Thursday, May 08, 2008

Dr. Phyllis Schlafly



Washington University is giving Phyllis Schlafly an honorary doctorate for her work in all matters ultra-conservative. She is naturally best known as the woman who doesn't want any other woman to have what she has had (both children and a career and lots of public attention and influence). This is quite sad, because she has bona fide qualifications as an overall stark-crazy wingnut (she opposes evolution, she used to have nightmares about communists non-stop, she wants to kill Muslims). Yet her fame lies in her leadership of the movement which stopped the Equal Rights Amendment.

That's how the Girls' Auxiliary to the Right Wing works. The gals are to bash other gals and to leave the serious political matters to the guys. Sigh.

One reason why I'm hesitant to write about our Phyllis is exactly that suspicion: That the liberals/progressives are falling back on that same gendered division of labor. Girly stuff doesn't count as real politics, but it should be covered just in case enough women care about it in their voting choices. So let some chick cover it.

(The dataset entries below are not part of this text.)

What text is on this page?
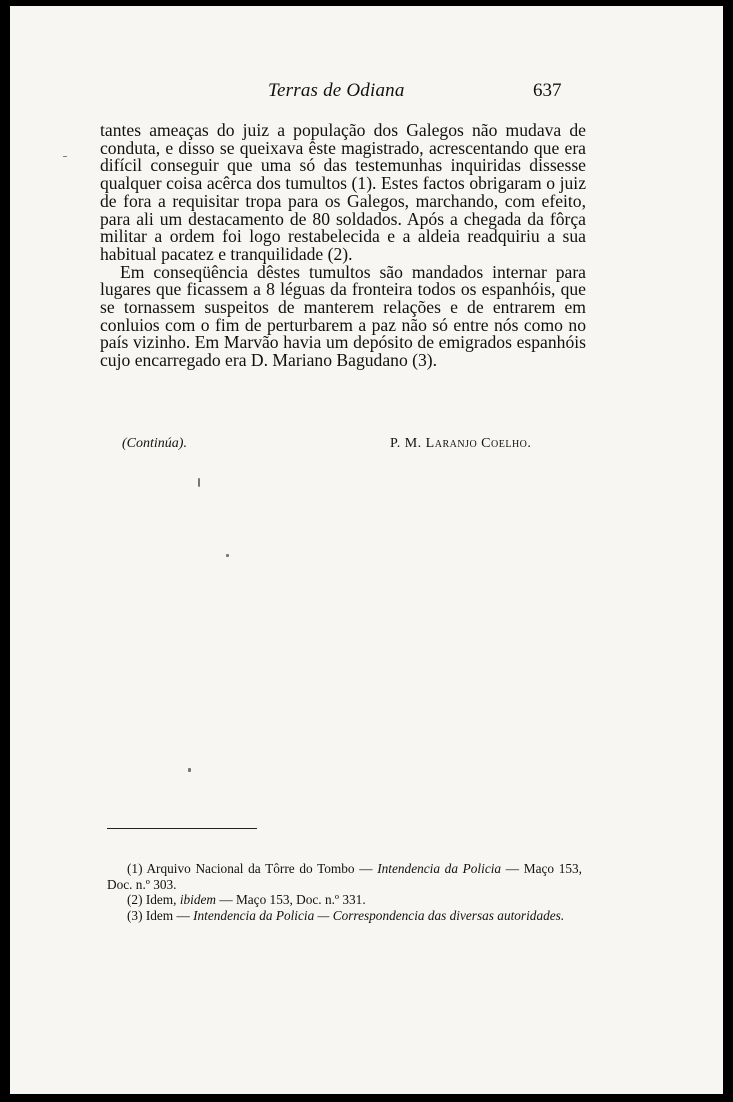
Terras de Odiana	637

tantes ameaças do juiz a população dos Galegos não mudava de conduta, e disso se queixava êste magistrado, acrescentando que era difícil conseguir que uma só das testemunhas inquiridas dissesse qualquer coisa acêrca dos tumultos (1). Estes factos obrigaram o juiz de fora a requisitar tropa para os Galegos, marchando, com efeito, para ali um destacamento de 80 soldados. Após a chegada da fôrça militar a ordem foi logo restabelecida e a aldeia readquiriu a sua habitual pacatez e tranquilidade (2).

Em conseqüência dêstes tumultos são mandados internar para lugares que ficassem a 8 léguas da fronteira todos os espanhóis, que se tornassem suspeitos de manterem relações e de entrarem em conluios com o fim de perturbarem a paz não só entre nós como no país vizinho. Em Marvão havia um depósito de emigrados espanhóis cujo encarregado era D. Mariano Bagudano (3).

(Continúa).	P. M. Laranjo Coelho.

(1) Arquivo Nacional da Tôrre do Tombo — Intendencia da Policia — Maço 153, Doc. n.º 303.

(2) Idem, ibidem — Maço 153, Doc. n.º 331.

(3) Idem — Intendencia da Policia — Correspondencia das diversas autoridades.
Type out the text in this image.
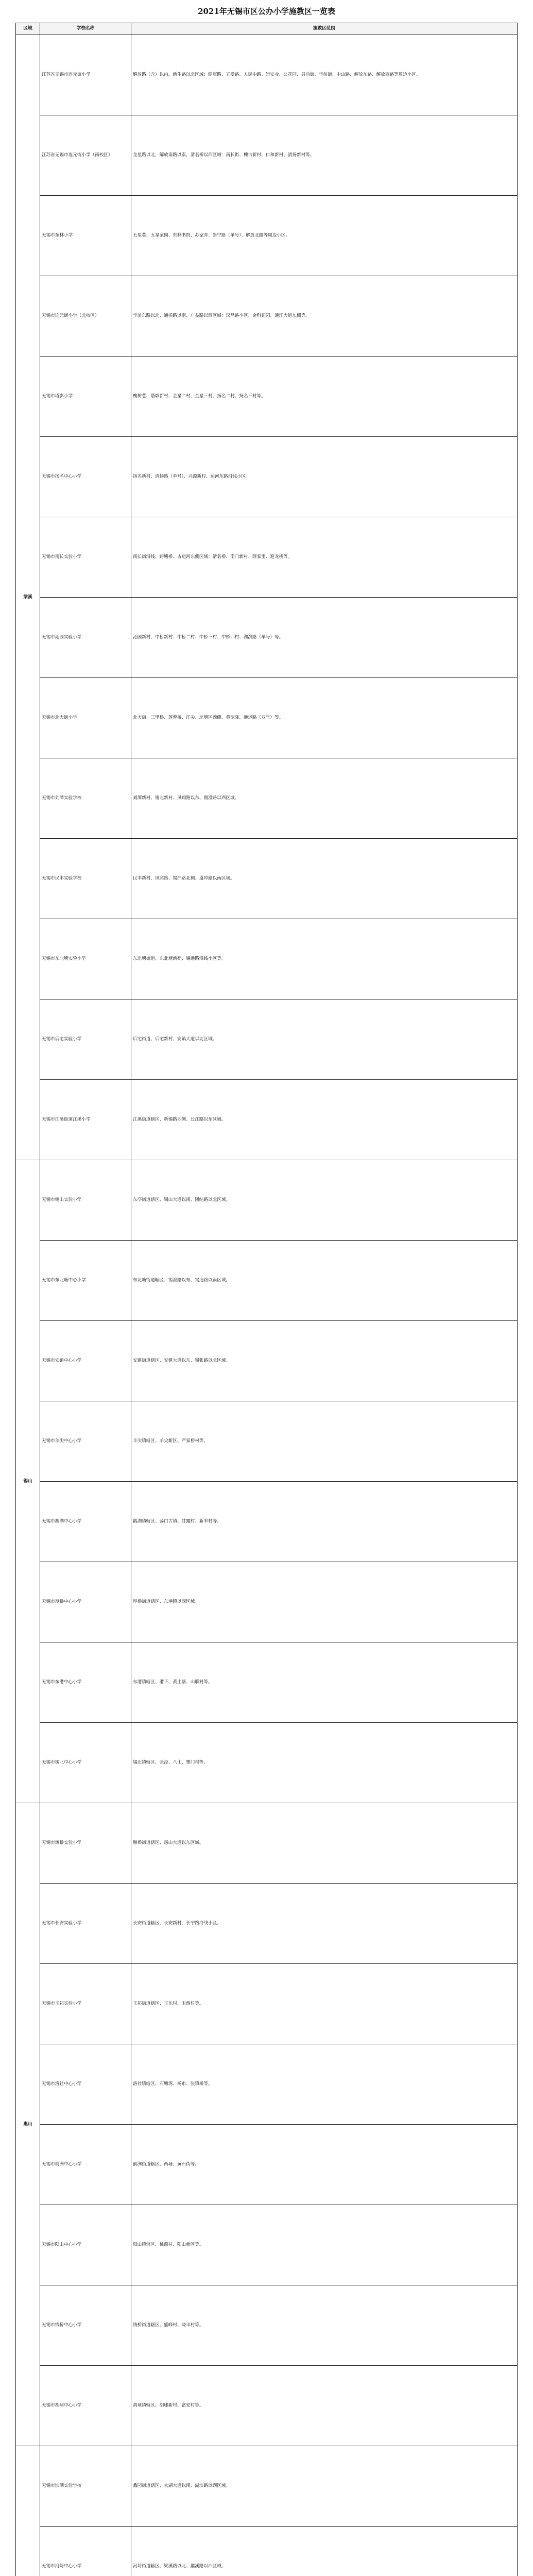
2021年无锡市区公办小学施教区一览表
区域	学校名称	施教区范围
梁溪	江苏省无锡市连元街小学	解放路（含）以内，新生路以北区域：健康路、五爱路、人民中路、崇安寺、公花园、县前街、学前街、中山路、解放东路、解放西路等周边小区。
	江苏省无锡市连元街小学（南校区）	金星路以北，解放南路以南，清名桥以西区域：南长街、槐古新村、仁和新村、清扬新村等。
	无锡市东林小学	五星巷、五星家园、东林书院、苏家弄、崇宁路（单号）、解放北路等周边小区。
	无锡市连元街小学（北校区）	学前东路以北、通扬路以南、广益路以西区域：汉昌路小区、金科花园、通江大道东侧等。
	无锡市塔影小学	槐树巷、塔影新村、金星二村、金星三村、扬名二村、扬名三村等。
	无锡市扬名中心小学	扬名新村、清扬路（单号）、兴源新村、运河东路沿线小区。
	无锡市南长实验小学	南长街沿线、跨塘桥、古运河东侧区域：清名桥、南门新村、薛家里、迎龙桥等。
	无锡市沁园实验小学	沁园新村、中桥新村、中桥二村、中桥三村、中桥四村、湖滨路（单号）等。
	无锡市北大街小学	北大街、三里桥、莲蓉桥、江尖、北塘区西侧、黄泥降、通运路（双号）等。
	无锡市刘潭实验学校	刘潭新村、锡北新村、凤翔路以东、锡澄路以西区域。
	无锡市民丰实验学校	民丰新村、凤宾路、锡沪路北侧、盛岸路以南区域。
	无锡市东北塘实验小学	东北塘街道、东北塘新苑、锡通路沿线小区等。
	无锡市后宅实验小学	后宅街道、后宅新村、安镇大道以北区域。
	无锡市江溪街道江溪小学	江溪街道辖区、新锡路西侧、长江路以东区域。
锡山	无锡市锡山实验小学	东亭街道辖区、锡山大道以南、团结路以北区域。
	无锡市东北塘中心小学	东北塘街道辖区、锡澄路以东、锡通路以南区域。
	无锡市安镇中心小学	安镇街道辖区、安镇大道以东、锡张路以北区域。
	无锡市羊尖中心小学	羊尖镇辖区、羊尖新区、严家桥村等。
	无锡市鹅湖中心小学	鹅湖镇辖区、荡口古镇、甘露村、新丰村等。
	无锡市厚桥中心小学	厚桥街道辖区、东港镇以西区域。
	无锡市东港中心小学	东港镇辖区、港下、黄土塘、山联村等。
	无锡市锡北中心小学	锡北镇辖区、张泾、八士、寨门村等。
惠山	无锡市堰桥实验小学	堰桥街道辖区、惠山大道以东区域。
	无锡市长安实验小学	长安街道辖区、长安新村、长宁路沿线小区。
	无锡市玉祁实验小学	玉祁街道辖区、玉东村、玉西村等。
	无锡市洛社中心小学	洛社镇辖区、石塘湾、杨市、张镇桥等。
	无锡市前洲中心小学	前洲街道辖区、西塘、黄石街等。
	无锡市阳山中心小学	阳山镇辖区、桃源村、阳山新区等。
	无锡市钱桥中心小学	钱桥街道辖区、盛峰村、晓丰村等。
	无锡市胡埭中心小学	胡埭镇辖区、胡埭新村、富安村等。
	无锡市滨湖实验学校	蠡园街道辖区、太湖大道以南、湖滨路以西区域。
	无锡市河埒中心小学	河埒街道辖区、梁溪路以北、蠡溪路以西区域。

Goddess knows that the rifts around the question of gender are becoming ever more visible on our side, too.

Pardon me for that aside. These are the kinds of things Schlafly is famous for, from an interview/speech at Bates College in 2007:

For nearly two hours, she belittled the feminist movement as "teaching women to be victims," decried intellectual men as "liberal slobs" and argued that feminism "is incompatible with marriage and motherhood."



One came when Schlafly asserted women should not be permitted to do jobs traditionally held by men, such as firefighter, soldier or construction worker, because of their "inherent physical inferiority."

"Women in combat are a hazard to other people around them," she said. "They aren't tall enough to see out of the trucks, they're not strong enough to carry their buddy off the battlefield if he's wounded, and they can't bark out orders loudly enough for everyone to hear."

At one point, Schlafly also contended that married women cannot be sexually assaulted by their husbands.

"By getting married, the woman has consented to sex, and I don't think you can call it rape," she said.

What a flexible thinker she is! Women are physically inferior in most every way, except that they cannot be raped once married.

We will always have the Phyllis Schlaflys among us. But do we really need to give them honorary doctorates?